Il y est question d’une journaliste, ayant le malheur de se transformer en espèce de reptile mutant fort dangereux lorsque les conditions sont réunies. Cette dernière tente bien évidemment de dissimuler tout cela à son compagnon policier, qui enquête en ce moment sur une série de meurtres sauvages qui terrorisent la ville. Jusque-là tout va bien, mais respirez tout de même un bon coup.
Car notre jeune reporter n’est que l’instrument d’une vile personne : la déesse scorpion, une adoratrice d’on ne sait trop quel dieu, qui passe sont temps à frapper sur son tambour, psalmodiant des directives à un étrange joueur de flûte qui arpente les rues de la ville. Ce sont les notes qu’il produit qui vont conditionner la transformation en créature aux griffes mortelles de la journaliste. Mais parallèlement à l’enquête de la police qui tente de découvrir ce qui se cache derrière ces massacres, intervient le grand Richard Harrison (encore une fois je vous renvoie vers Nanarland pour plus d'informations à son sujet), parachuté au beau milieu du récit, qui possède une bague renfermant le pouvoir de détruire la déesse scorpion. C’est pourquoi cette dernière va envoyer tous ses sbires à la recherche de cet artefact…
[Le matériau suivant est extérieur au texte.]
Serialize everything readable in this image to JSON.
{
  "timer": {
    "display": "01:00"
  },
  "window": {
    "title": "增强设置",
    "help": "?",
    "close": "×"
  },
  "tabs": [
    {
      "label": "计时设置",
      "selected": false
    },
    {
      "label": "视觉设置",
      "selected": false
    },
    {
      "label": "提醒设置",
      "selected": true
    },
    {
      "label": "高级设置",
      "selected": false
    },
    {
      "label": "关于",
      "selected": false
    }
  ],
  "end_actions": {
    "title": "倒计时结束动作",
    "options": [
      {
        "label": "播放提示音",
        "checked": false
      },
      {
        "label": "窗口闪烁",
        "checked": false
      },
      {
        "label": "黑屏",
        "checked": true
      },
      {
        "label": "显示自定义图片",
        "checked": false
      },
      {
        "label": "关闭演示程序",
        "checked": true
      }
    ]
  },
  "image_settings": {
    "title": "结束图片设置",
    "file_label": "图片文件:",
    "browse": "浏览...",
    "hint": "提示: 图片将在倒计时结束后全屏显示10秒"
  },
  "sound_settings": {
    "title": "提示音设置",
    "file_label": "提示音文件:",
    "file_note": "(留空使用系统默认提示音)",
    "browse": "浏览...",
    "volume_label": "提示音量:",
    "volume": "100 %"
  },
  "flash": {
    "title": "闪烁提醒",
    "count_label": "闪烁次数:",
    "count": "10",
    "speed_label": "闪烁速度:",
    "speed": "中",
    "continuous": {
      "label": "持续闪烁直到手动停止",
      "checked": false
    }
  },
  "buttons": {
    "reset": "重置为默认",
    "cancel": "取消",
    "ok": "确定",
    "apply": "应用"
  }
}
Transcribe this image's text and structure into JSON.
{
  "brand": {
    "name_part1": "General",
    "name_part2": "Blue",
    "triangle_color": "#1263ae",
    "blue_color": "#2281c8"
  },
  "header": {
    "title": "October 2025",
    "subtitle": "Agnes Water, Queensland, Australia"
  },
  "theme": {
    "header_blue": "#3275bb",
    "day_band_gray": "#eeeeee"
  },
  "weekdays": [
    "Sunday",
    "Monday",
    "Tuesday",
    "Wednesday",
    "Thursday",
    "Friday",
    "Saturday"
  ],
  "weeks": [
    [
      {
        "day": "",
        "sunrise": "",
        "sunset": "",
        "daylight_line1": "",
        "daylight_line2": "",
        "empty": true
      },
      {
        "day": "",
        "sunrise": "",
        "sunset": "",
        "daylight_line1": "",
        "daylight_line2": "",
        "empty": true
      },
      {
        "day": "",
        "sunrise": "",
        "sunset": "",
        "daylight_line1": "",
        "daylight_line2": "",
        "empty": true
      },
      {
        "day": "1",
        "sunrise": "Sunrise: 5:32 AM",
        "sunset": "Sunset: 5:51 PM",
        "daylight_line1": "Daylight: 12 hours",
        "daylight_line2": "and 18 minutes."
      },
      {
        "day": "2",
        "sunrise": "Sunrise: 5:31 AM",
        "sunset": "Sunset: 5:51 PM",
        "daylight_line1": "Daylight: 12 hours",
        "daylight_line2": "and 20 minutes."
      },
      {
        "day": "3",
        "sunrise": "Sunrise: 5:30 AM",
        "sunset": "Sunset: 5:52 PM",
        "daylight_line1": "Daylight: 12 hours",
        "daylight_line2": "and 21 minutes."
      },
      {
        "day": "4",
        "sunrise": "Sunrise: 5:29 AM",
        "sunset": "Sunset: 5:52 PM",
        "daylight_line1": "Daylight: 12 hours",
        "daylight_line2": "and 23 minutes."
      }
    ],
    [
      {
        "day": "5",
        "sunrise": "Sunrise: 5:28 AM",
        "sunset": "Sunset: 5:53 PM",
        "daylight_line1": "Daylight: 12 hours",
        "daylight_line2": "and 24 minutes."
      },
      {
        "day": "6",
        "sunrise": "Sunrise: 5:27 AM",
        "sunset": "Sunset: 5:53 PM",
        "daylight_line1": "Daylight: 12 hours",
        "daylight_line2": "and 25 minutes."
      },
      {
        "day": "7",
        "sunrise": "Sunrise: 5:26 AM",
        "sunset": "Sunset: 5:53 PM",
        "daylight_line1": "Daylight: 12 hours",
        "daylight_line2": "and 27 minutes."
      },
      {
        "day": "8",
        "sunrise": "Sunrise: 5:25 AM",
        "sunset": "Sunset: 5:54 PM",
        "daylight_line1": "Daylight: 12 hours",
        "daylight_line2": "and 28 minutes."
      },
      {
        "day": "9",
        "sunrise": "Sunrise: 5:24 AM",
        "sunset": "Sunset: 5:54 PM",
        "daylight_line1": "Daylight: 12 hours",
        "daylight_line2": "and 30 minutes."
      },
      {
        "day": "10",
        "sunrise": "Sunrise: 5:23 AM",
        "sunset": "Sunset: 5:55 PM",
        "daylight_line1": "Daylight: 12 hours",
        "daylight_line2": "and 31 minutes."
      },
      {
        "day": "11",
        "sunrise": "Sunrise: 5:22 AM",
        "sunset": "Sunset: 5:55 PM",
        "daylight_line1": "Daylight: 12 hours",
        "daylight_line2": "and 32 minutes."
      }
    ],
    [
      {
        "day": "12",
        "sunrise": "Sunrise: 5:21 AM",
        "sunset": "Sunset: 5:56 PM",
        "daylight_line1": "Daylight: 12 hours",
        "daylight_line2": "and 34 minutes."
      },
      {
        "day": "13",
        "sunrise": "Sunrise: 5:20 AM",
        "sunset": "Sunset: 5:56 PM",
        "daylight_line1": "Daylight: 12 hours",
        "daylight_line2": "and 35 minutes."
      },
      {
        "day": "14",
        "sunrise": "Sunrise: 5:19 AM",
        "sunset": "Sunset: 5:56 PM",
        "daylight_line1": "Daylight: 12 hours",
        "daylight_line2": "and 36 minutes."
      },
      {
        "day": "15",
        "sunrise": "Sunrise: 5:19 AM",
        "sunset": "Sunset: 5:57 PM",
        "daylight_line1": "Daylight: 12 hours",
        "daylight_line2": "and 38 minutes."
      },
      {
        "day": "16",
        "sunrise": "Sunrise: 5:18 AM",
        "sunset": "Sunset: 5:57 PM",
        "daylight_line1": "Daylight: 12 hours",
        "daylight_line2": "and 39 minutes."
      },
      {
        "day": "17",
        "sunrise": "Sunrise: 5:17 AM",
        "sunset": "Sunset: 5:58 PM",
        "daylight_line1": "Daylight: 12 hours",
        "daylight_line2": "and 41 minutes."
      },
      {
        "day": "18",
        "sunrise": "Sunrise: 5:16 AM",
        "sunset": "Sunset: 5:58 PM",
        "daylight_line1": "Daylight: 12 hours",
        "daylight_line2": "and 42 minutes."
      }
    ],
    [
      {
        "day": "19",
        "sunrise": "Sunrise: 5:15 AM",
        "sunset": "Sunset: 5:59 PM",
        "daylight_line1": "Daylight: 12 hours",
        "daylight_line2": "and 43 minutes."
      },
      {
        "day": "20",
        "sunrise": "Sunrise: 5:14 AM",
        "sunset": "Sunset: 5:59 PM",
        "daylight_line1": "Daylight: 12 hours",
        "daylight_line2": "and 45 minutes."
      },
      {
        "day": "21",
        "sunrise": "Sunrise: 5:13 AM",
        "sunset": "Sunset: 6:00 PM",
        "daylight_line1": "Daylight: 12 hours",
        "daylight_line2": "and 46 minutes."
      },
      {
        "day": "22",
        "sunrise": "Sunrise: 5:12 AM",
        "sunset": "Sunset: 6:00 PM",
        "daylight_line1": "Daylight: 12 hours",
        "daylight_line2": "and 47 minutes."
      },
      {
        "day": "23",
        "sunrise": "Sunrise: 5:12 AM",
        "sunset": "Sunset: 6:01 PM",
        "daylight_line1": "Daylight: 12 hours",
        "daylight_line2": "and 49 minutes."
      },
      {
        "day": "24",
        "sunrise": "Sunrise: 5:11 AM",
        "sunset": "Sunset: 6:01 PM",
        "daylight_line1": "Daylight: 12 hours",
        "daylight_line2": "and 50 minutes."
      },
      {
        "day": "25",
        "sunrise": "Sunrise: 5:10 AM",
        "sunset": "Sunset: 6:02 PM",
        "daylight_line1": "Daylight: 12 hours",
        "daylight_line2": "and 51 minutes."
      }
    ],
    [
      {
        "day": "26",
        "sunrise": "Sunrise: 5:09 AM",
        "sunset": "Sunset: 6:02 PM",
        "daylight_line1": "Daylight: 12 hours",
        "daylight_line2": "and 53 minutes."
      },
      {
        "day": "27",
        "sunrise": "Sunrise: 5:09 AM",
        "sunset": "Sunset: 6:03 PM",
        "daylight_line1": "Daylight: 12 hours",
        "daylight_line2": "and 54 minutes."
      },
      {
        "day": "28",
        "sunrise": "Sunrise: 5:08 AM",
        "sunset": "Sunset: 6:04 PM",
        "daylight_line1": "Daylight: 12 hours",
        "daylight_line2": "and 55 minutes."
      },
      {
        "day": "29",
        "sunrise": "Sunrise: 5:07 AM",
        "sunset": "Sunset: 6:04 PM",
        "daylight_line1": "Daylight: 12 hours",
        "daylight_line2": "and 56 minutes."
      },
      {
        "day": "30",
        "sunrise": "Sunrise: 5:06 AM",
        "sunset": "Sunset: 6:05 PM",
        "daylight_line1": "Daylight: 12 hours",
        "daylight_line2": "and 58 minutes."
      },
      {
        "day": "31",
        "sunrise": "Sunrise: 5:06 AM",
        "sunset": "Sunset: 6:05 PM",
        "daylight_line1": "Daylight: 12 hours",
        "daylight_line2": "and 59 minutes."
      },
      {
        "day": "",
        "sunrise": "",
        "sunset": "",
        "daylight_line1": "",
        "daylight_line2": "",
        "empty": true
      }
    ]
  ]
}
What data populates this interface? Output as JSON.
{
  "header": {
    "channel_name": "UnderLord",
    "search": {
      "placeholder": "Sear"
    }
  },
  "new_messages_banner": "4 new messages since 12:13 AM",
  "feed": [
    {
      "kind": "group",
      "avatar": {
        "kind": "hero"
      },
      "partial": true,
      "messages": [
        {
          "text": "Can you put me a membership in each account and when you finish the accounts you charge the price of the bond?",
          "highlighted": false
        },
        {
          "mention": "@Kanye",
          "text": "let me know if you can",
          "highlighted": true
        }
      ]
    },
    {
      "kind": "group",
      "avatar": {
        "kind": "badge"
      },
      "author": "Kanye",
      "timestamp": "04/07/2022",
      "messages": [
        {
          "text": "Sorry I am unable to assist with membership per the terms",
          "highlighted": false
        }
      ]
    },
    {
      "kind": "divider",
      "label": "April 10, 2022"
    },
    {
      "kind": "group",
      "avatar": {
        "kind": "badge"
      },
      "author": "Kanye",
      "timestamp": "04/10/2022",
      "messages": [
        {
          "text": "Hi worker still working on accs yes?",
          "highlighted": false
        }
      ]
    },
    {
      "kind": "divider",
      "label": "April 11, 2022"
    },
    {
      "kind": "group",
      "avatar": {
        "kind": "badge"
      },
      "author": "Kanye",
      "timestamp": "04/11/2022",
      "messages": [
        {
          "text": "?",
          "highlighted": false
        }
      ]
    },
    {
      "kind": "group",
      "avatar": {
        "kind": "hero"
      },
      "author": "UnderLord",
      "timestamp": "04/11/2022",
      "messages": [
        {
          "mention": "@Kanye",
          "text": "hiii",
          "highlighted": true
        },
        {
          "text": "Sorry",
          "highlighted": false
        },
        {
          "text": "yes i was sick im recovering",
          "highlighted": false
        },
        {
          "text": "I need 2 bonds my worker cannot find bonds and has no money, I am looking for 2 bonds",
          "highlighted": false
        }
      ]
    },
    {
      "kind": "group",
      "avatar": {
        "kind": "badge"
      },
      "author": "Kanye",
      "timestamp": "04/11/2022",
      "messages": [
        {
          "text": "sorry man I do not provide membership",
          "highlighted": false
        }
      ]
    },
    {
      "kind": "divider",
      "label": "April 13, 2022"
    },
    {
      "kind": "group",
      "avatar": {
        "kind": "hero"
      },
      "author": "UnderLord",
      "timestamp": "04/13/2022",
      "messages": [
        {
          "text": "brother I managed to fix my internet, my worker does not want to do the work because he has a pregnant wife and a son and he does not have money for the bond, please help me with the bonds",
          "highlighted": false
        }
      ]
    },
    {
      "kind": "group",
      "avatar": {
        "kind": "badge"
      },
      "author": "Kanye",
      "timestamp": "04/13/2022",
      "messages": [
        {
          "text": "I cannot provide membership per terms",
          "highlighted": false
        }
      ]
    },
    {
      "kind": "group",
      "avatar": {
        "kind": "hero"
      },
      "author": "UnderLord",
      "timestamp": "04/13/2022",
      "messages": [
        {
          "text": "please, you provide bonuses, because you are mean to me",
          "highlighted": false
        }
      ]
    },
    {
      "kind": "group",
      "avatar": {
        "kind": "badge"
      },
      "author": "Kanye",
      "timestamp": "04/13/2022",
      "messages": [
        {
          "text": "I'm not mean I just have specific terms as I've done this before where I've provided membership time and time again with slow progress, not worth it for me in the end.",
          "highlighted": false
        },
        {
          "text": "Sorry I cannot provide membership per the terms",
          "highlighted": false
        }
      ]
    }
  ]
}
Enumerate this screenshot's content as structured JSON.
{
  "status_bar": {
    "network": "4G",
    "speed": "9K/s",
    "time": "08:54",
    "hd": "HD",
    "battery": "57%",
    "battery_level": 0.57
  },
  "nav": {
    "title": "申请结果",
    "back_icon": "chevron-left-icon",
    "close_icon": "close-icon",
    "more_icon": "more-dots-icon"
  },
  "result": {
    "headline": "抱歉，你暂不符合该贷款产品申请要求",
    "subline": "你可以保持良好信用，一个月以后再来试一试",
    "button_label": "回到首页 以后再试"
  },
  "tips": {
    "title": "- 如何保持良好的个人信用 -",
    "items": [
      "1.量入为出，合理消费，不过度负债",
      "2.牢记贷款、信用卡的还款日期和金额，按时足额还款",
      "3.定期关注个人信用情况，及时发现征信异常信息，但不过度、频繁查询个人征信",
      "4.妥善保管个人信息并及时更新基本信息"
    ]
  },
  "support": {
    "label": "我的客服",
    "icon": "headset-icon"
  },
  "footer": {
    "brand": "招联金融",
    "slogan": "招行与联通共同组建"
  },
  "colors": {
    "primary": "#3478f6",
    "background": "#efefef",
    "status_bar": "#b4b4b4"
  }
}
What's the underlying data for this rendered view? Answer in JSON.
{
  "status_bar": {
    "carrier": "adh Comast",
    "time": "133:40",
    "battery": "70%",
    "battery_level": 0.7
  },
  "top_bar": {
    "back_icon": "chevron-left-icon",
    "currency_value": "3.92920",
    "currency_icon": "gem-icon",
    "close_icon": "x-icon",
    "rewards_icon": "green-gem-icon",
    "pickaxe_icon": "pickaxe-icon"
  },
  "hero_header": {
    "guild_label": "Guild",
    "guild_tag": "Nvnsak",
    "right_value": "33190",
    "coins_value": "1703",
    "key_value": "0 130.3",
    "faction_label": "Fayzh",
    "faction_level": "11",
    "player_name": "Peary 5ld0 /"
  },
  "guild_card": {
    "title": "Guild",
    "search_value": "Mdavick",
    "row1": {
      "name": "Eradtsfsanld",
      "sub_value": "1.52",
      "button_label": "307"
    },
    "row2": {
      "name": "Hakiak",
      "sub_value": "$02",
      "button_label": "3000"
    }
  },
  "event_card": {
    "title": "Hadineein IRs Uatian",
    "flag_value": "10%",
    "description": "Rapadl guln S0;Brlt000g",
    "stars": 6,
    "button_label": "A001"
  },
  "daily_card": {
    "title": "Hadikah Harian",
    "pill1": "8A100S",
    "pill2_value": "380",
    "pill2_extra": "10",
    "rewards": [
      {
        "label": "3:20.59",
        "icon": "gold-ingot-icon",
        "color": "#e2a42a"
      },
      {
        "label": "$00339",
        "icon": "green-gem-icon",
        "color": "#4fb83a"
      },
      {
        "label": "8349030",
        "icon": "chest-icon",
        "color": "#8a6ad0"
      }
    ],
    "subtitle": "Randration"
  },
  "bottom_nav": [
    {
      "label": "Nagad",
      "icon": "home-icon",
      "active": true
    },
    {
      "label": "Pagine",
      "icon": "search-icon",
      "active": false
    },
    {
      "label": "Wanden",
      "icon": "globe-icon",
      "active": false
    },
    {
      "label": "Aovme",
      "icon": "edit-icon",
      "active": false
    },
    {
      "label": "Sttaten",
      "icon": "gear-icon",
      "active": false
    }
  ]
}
Un récit un peu confus donc, que le montage très cut & paste du réalisateur ne parviendra pas à éclaircir, loin de là. Nous assistons donc à ces alternances de séquences sans véritables liens les unes avec les autres, provenant donc de morceaux films différents et mélangeant grossièrement quelques séquences érotiques (un strip-tease sur une musique de Jean-Michel Jarre et quelques danses langoureuses), de la baston (Richard Harrison tatane tous les gars qui viennent le voir) et un semblant d’enquête policière qui nous offrira des scènes toutes aussi hallucinées les unes que les autres. Le mélange des genres passe difficilement, car si le segment asiatique propose une ambiance quasi-mystique teintée d’horreur, d’érotisme et d’humour bien particulier, les stock-shots et autres séquences mettant en scène l’acteur américain feraient presque passer n’importe quel porno pour un film d’auteur. Les dialogues sont consternants, les acteurs improvisent comme ils le peuvent devant l’absence de direction du réalisateur, et les doublages rendent vraiment hommage au film car ils sont aussi mauvais que le reste !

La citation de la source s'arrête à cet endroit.